The Nansen prize: Documenting the Displaced - Salima's story
The Nansen prize: Documenting the Displaced - Salima's story
Salima is 19 and is wearing red lipstick, but the clothes she has on are not her own. She doesn't like them and appears very bashful - or "shying" as she puts it.
Along the rubbish-strewn lanes of Basatine, her temporary home is a cramped, dark room in a safe house controlled by trafficking gangs. There are four such clandestine houses hidden in this shantytown, sending young Somali men and women on to Saudi Arabia, where they hope to find work and a better life.
Having fled the ongoing violence that plagues their homeland, they are now free to stay with the traffickers until they find the $25 that they need to be driven into the desert. Here, it can take weeks to save that kind of money. Salima has been going begging.
Living the last three weeks in a daze, she returns from the city each evening to sleep on a threadbare mattress. If she is late, she passes out on the bare floor surrounded by 20 other women who share this makeshift room knocked together from thin plywood sheeting. Lately the rain has been seeping in. Far from home and without any other choice, this is all there is. She looks totally drained. The last six weeks of her life have been a nightmare.
From a generation that has known nothing but war, Salima grew up in Mogadishu but despite the risks, she was determined to stay. Along with her baby boy, Abdi Sallam, and the husband she adored, the family stuck together in their little two-storey house. "It was our home. My favourite place in the world." And besides, Salima was pregnant again.
One morning, undeterred by the sound of gunfire in the distance, Salima popped out to buy some bread for the family's breakfast. A man walking ahead of her fell to the ground, hit by a stray bullet. Rushing over to the wounded stranger, the screech of a Hound rocket sent her crashing to the ground. Mortars had pierced the upper floor of her home. "I found my husband and child but they were not with us anymore." Both had been killed in a random attack by the very soldiers that were supposed to be protecting them.
Like so many other families without a roof over their heads, enough was enough. Salima's mother, brothers and sisters began to pack up their remaining belongings in preparation for the trek on the only safe road out of the city: south to the camps. But Salima had other ideas, having heard just how bad things would be there. "I had just lost my husband and child. Now I wanted to help my mother - to try and make her life a bit better. I thought maybe I could help."
And so, at seven month's pregnant, Salima headed north. She had listened before to stories about the dangers that lay ahead but was more concerned about getting out of Mogadishu. Travelling for 20 days by truck, violence erupted at checkpoints every few kilometres, as bandits intimidated and looted passengers. "The road was horrible. I was so scared." A woman in the vehicle ahead was raped at gunpoint; Salima just tried to block everything out. Her last night in Somalia was spent sleeping out in the coastal mountains near Bossaso.

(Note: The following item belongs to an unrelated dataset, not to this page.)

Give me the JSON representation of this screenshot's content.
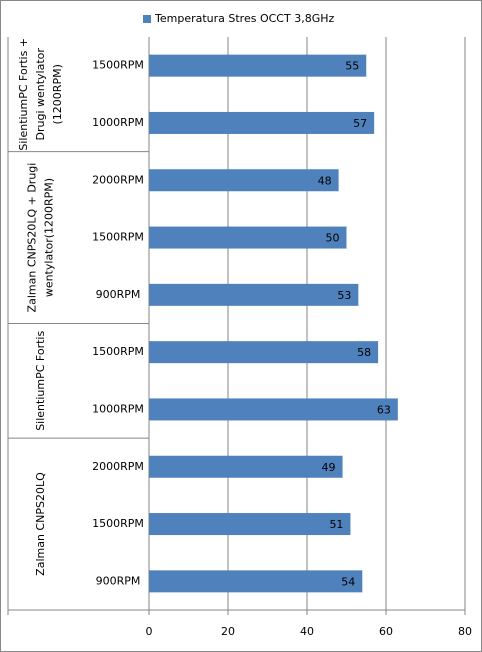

The following morning along with over 120 others, she was hauled from the water aboard a small wooden boat that would take them to Yemen. "The crew had been drinking gin and smoking hashish but they saw that I was heavily pregnant and so they allowed me to sit with my legs out." Everybody else was made to sit with their knees tucked under their chins as the crew armed with guns, knives and hammers threatened to beat anyone who might upset the already unstable vessel. "The sea was rough and I started to get pains." Salima was starting to get contractions but didn't want believe that she was going into labour, so just wished them away and tried to keep quiet.
That night a man started begging for water to drink; the smugglers beat him in the head with a knife. His bloody body was thrown overboard. Then Salima started to bleed. Whimpering quietly, those sitting beside her pleaded with her to keep quiet for fear that they might all be beaten. But the blood started dripping onto the men below and it wasn't long before the crew realised that she would give birth before they reached the shores of Yemen.
At first she was sure that they were trying to help. She was moved to the front of the boat as they washed the blood away with seawater. Then she passed out. All she can remember is that when she came round, she saw one of the crew throw her newborn child into the sea as if it was a ball. "My baby was all I had left of my husband." She was going to call him Abdu Laahi after her uncle.
After arriving at a deserted beach in Yemen, Salima was registered at a UNCHR-run reception centre. She saw a doctor but didn't want to talk about what had happened.
It is still hard for her. It is only six weeks since Salima went out to buy bread. She is a fragile teenager who is now completely traumatised and on her own; and so now she is back with the smugglers. She says she will go "Where Allah takes me". Most likely it will be to spend the following years of her life enslaved as a housemaid in Saudi Arabia.
By Alixandra Fazzina, Basatine, Yemen
UNHCR's annual award recognizing outstanding work on behalf of refugees goes to photojournalist Alixandra Fazzina for her powerful documenting of the lives of those displaced by conflict.